Antarctic Glacier Thinning Four Times Faster Than 10 Years Ago

LONDON, UK, August 14, 2009 (ENS) – The thinning of a gigantic glacier in Antarctica is accelerating, scientists warned today, calling the loss of ice “alarming.” The Pine Island Glacier in West Antarctica is losing ice four times as fast as it was a decade ago.

The glacier, which is twice the size of Scotland, is releasing more ice into the sea than any other glacier in Antarctica.

The research also reveals that ice thinning is now occurring much further inland. At this rate scientists estimate that the main section of the glacier will have disappeared in just 100 years, six times sooner than was previously thought.

“Accelerated thinning of the Pine Island Glacier represents perhaps the greatest imbalance in the cryosphere today, and yet we would not have known about it if it weren’t for a succession of satellite instruments,” says Professor Andrew Shepherd, a co-author of the research from the School of Earth and Environment at the University of Leeds.

The Pine Island ice shelf and the Amundsen Sea beyond, 2009. (Photo courtesy David Holland/National Science Foundation)

The Pine Island Glacier is located within the most inaccessible area of Antarctica – over 1,000 km (600 miles) from the nearest research base – and was for many years overlooked.

Now, scientists have been able to track the glacier’s development using continuous satellite measurements over the past 15 years.

“Being able to assemble a continuous record of measurements over the past 15 years has provided us with the remarkable ability to identify both subtle and dramatic changes in ice that were previously hidden,” Shepherd said.

Pine Island Glacier is a large ice stream flowing west-northwest along the south side of the Hudson Mountains into Pine Island Bay, Amundsen Sea, Antarctica.

Scientists believe that the retreat of glaciers in this sector of Antarctica is caused by warming of the surrounding oceans, though they say it is too early to link such a trend to global warming.

The 5,400 square kilometer (2,084 square mile) region of the Pine Island Glacier affected today is big enough to impact the rate at which sea levels are rising around the world.

“Because the Pine Island Glacier contains enough ice to almost double the IPCC’s best estimate of 21st century sea level rise, the manner in which the glacier will respond to the accelerated thinning is a matter of great concern,” says Professor Shepherd.

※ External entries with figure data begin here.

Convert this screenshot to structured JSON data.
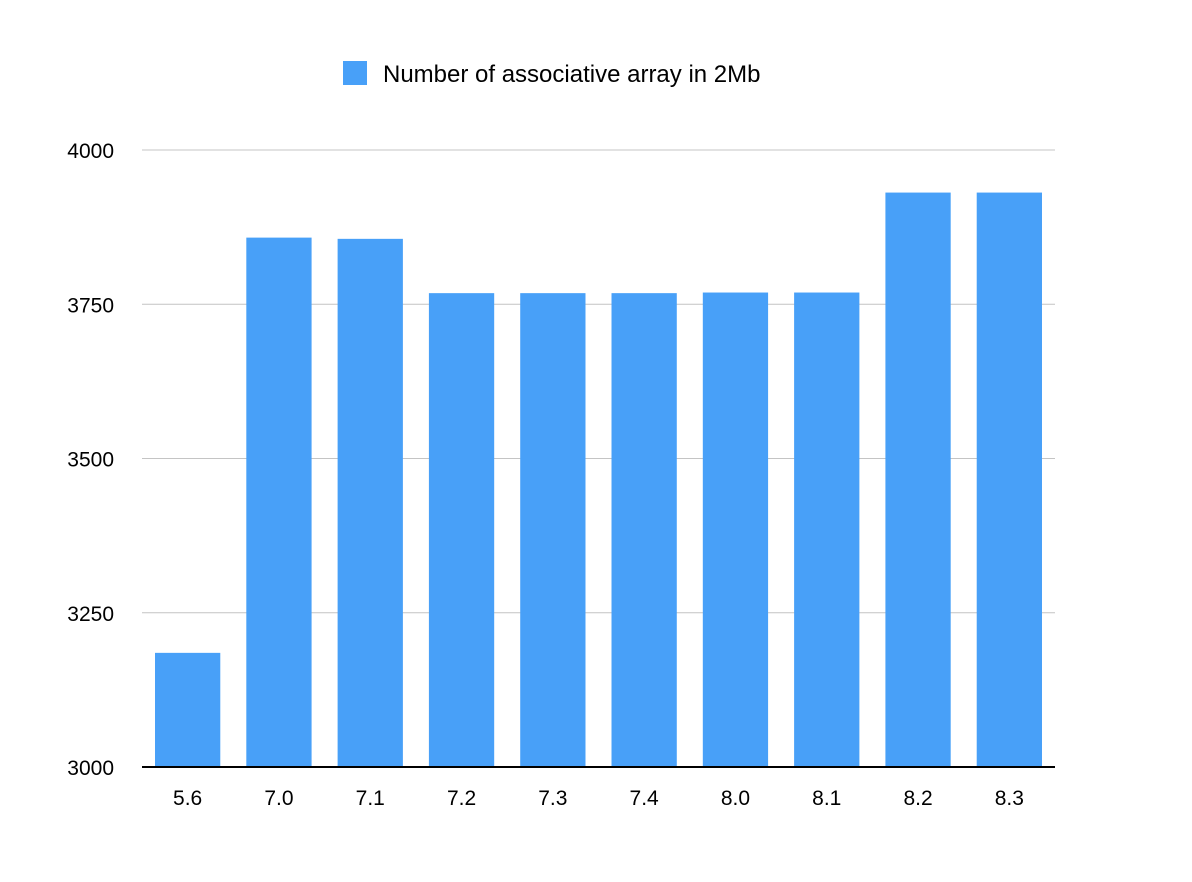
{
  "chart_data": {
    "type": "bar",
    "legend": {
      "position": "top-center"
    },
    "series": [
      {
        "name": "Number of associative array in 2Mb",
        "color": "#48a0f8",
        "values": [
          3185,
          3858,
          3856,
          3768,
          3768,
          3768,
          3769,
          3769,
          3931,
          3931
        ]
      }
    ],
    "categories": [
      "5.6",
      "7.0",
      "7.1",
      "7.2",
      "7.3",
      "7.4",
      "8.0",
      "8.1",
      "8.2",
      "8.3"
    ],
    "ylim": [
      3000,
      4000
    ],
    "yticks": [
      3000,
      3250,
      3500,
      3750,
      4000
    ],
    "grid": true,
    "xlabel": "",
    "ylabel": ""
  }
}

The IPCC is the Nobel Laureate Intergovernmental panel on Climate Change, a body of thousands of scientists convened by the United Nations to assess the scientific literature on climate change.

Published in the journal “Geophysical Research Letters,” the research was led by Professor Duncan Wingham at University College London, and was funded by the UK Natural Environment Research Council.

Pine Island Glacier from helicopter, 1985. (Photo courtesy of T. Kellog and T. Hughes, University of Maine at Orono)

In the study, Professor Wingham explained, “The region of lightly grounded ice at the glacier terminus is extending upstream, and the changes inland are consistent with the effects of a prolonged disturbance to the ice flow, such as the effects of ocean-driven melting.”

“If the acceleration continues at its present rate, the main trunk of the Pine Island Glacier will be afloat within 100 years, six times sooner than anticipated,” he warned.

In 2007, scientists with the British Antarctic Survey spotted a huge iceberg that broke off the Pine Island Glacier – an iceberg nearly half the size of Greater London.

The iceberg was detected on October 7 as a scientist was studying satellite images collected from the European Space Agency’s satellite Envisat using the Polar View monitoring programme.

This calving event is part of a natural cyclic process that is not a cause for concern, the scientists said. A 34-year long study of the glacier has shown that a large iceberg breaks off roughly every five to 10 years.

British Antarctic Survey scientists say the calving of large icebergs has no effect on sea level as the ice they contain is floating before they break away.

A study of historical satellite imagery extending back to 1973 by Dr. Robert Bindschadler at the U.S. National Aeronautics and Space Administration, NASA, shows the glacier front has fluctuated around its present position since that time. Dr. Bindschadler, principal investigator for a new study of the glacier, is scheduled to begin making direct observations in 2011-12.

The BAS scientists are monitoring the iceberg’s progress with collaborators in the United States at the National Snow and Ice Data Center and NASA. It has already moved more than one kilometer from the glacier edge.

The Pine Island Glacier is of great interest to scientists worldwide as it has been thinning at a rate of more than one meter per year and its flow rate has accelerated over the past 15 years.

The BAS scientists said, the wider region within which Pine Island Glacier lies is the most rapidly changing portion of the Antarctic ice sheet and its future impact on sea-level rise could be “very significant.”

“The fast recession of Pine Island Glacier, predicted to be a possible trigger for the disintegration of the West Antarctic Ice Sheet, is attributed to enhanced basal melting of the glacier floating tongue by warm ocean waters,” say NASA scientists who conducted radar studies of the glacier.